Examination of witnesses by police---Cursory or supplementary statements, recording of---Principles as to requirement---Complainant, during trial on private complaint, filed ........

 2016 P Cr. L J 599
MUHAMMAD ANWAR Versus
 ADDITIONAL SESSIONS JUDGE MIAN CHANNU and 7 others-
W. P. No. 14300 of 2011

Examination of witnesses by police---Cursory or supplementary statements, recording of---Principles as to requirement---Complainant, during trial on private complaint, filed application for summoning of witnesses, which was allowed by Trial Court---Revisional court, however, set aside order of Trial Court for absence of cursory statements of proposed witnesses---Under Ss. 244(2) & 265-F of Cr.P.C., court, having ascertained, either from Public Prosecutor or from complainant, names of any person who was likely to be acquainted with facts of case and was able to give evidence for prosecution, would summon such person to give evidence before it---Vast powers had been given to trial court with regard to summoning of any person as witness---Recording of cursory statement or statement under S. 161, Cr.P.C. was not requirement of law---Names of witnesses, which were sought to be summoned, had been duly incorporated in calendar of witnesses, which was attached with private complaint---Ground that accused would not have opportunity to confront the witnesses with their earlier statements under S. 161, Cr.P.C. or their cursory statements, had not backing of law---When witnesses would appear in witness box, rival party would have ample opportunity to cross-examine them to shatter their testimony---High Court, setting aside order of revisional court, restored that of Trial Court---

ORDER

MUHAMMAD QASIM KHAN, J.---Briefly the facts of the case are that regarding an occurrence earlier the present petitioner got registered an FIR No.193/2001 at police station Chab Kalan, but after cancellation of the said FIR, he filed a private complaint under sections 452/148/149, P.P.C. against the private respondents, wherein, accused were summoned and charge sheeted.
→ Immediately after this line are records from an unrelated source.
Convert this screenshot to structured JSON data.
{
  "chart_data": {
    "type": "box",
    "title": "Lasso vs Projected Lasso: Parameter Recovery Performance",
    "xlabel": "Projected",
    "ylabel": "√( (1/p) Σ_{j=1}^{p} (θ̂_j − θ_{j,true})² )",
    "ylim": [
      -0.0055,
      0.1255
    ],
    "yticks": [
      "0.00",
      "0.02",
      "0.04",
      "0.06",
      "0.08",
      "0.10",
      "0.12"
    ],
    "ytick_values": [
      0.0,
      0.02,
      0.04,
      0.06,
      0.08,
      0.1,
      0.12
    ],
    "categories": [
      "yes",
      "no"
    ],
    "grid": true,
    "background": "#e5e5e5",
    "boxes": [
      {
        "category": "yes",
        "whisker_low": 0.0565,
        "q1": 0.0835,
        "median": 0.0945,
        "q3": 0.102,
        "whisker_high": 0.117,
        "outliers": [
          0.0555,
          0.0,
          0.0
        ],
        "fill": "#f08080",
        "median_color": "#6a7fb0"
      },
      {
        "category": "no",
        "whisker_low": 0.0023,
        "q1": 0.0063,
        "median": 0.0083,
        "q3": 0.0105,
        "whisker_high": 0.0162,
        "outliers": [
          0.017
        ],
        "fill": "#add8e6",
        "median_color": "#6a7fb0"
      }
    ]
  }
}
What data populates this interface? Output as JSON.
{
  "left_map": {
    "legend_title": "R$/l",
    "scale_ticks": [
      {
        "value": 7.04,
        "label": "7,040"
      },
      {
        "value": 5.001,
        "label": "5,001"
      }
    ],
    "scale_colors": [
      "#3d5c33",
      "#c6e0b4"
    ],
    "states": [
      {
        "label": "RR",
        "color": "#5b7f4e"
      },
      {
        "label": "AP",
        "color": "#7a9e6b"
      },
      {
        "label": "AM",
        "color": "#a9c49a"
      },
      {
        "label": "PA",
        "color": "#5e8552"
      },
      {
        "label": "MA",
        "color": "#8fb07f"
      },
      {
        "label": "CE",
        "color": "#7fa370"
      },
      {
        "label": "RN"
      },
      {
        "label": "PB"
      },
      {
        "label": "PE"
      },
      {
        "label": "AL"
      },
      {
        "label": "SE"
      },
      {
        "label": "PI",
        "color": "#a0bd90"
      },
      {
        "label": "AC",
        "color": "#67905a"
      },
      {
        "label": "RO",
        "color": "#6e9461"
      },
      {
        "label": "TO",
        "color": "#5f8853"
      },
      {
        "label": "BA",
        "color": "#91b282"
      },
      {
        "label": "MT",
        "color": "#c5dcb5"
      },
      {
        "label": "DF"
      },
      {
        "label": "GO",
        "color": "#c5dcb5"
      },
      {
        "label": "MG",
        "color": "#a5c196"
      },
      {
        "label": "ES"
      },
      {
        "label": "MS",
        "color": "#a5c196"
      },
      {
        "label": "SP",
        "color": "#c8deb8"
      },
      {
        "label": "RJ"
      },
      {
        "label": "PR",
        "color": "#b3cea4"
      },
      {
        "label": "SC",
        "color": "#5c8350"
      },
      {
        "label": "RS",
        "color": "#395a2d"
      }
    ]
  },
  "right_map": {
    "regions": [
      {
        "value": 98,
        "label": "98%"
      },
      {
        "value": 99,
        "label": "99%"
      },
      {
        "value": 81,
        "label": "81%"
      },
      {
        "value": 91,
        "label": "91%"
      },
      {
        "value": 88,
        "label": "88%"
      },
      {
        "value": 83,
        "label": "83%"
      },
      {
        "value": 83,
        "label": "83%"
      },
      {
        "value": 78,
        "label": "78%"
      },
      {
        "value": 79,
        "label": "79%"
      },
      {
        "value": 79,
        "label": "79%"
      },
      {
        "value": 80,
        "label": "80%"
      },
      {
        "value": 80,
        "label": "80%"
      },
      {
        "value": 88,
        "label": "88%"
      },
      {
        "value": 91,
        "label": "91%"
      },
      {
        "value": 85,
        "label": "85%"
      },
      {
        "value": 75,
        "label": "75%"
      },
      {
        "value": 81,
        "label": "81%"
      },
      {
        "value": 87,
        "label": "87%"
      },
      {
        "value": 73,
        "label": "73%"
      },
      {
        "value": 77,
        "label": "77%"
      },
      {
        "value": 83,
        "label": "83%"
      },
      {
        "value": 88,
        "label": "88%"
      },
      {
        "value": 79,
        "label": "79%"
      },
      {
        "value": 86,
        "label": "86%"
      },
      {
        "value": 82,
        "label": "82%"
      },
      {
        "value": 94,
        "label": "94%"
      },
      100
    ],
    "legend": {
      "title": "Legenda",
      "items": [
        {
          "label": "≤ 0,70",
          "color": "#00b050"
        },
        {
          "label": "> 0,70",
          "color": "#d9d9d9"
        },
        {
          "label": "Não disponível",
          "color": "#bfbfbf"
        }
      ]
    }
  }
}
During trial the petitioner/complainant filed an application for summoning of the witnesses mentioned in the calendar of witness attached to the private complaint. The said application was allowed by the learned trial court vide order dated 23.12.2009, but on a criminal revision filed by the respondents/accused the said order was upset by the learned Additional Sessions Judge vide order dated 27.03.2010. This order of the revisional court is under challenge through the instant writ petition.
2. The contention of learned counsel for the petitioner is that the witnesses whose statements under section 161, Cr.P.C. or for that matter their cursory statements are not recorded, cannot be subsequently summoned during trial for the purposes of recording their evidence, as it will prejudice the rights of the accused side.
3. The learned Law Officer assisted by learned counsel for the respondent/complainant opposed this petition by arguing that there is no bar in criminal law to summon a witness at any stage, whose statement is considered necessary by the learned trial court to reach at fair determination of trial.
4. Heard. Record perused.
5. A perusal of the impugned order dated 27.03.2010 passed by learned Additional Sessions Judge, reveals that the same is based on the sole ground that cursory statements of the witnesses sought to be summoned by the petitioner were not recorded, therefore, they could not be summoned, as in the absence of their cursory statements the accused would not have opportunity to confront them. I am afraid the approach of the learned Additional Sessions Judge while allowing the criminal revision is totally misconceived. Section 244(2), Cr.P.C. dealing with trial of cases by Magistrates and section 265-F(2), Cr.P.C. relating to trials before High Court and Court of Session, when read together, in clear terms provide that the Court shall ascertain from the public prosecutor, or, as the case may be, from the complainant, the names of any persons likely to be acquainted with the facts of the case and to be able to give evidence for the prosecution, and shall summon such persons to give evidence before it. It therefore, is quite clear that vast powers have been given to the trial court with regard to summoning of any person as witness but very slight condition that such person shall be acquainted with the facts and will also be able to give evidence. As shall be seen from the above referred provisions, recording of cursory statement or statement under section 161, Cr.P.C. is not the requirement of law. The sole purpose of inserting these sections in the Code of Criminal Procedure, 1898 is that fair trial must be ensured.
6. Here in this case, it is not disputed that the names of the witnesses sought to be summoned, were duly incorporated in the calendar of witnesses which had been attached with the private complaint. The ground that accused/respondents would not have opportunity to confront them with their earlier statements under section 161, Cr.P.C. or their cursory statements, has no backing of law, as when those witnesses would appear in the witness box the rival party would have ample opportunity to cross-examine them so as to shatter their testimony. As compared to the order of learned revisional court, the learned trial court/Magistrate Section 30, Mianchannu had passed a well reasons order on correct legal approach. Consequently, this writ petition is allowed, the order dated 27.03.2010 passed by learned Additional Sessions Judge is set-aside and the order dated 23.12.2009 passed by the learned trial court is resurrected.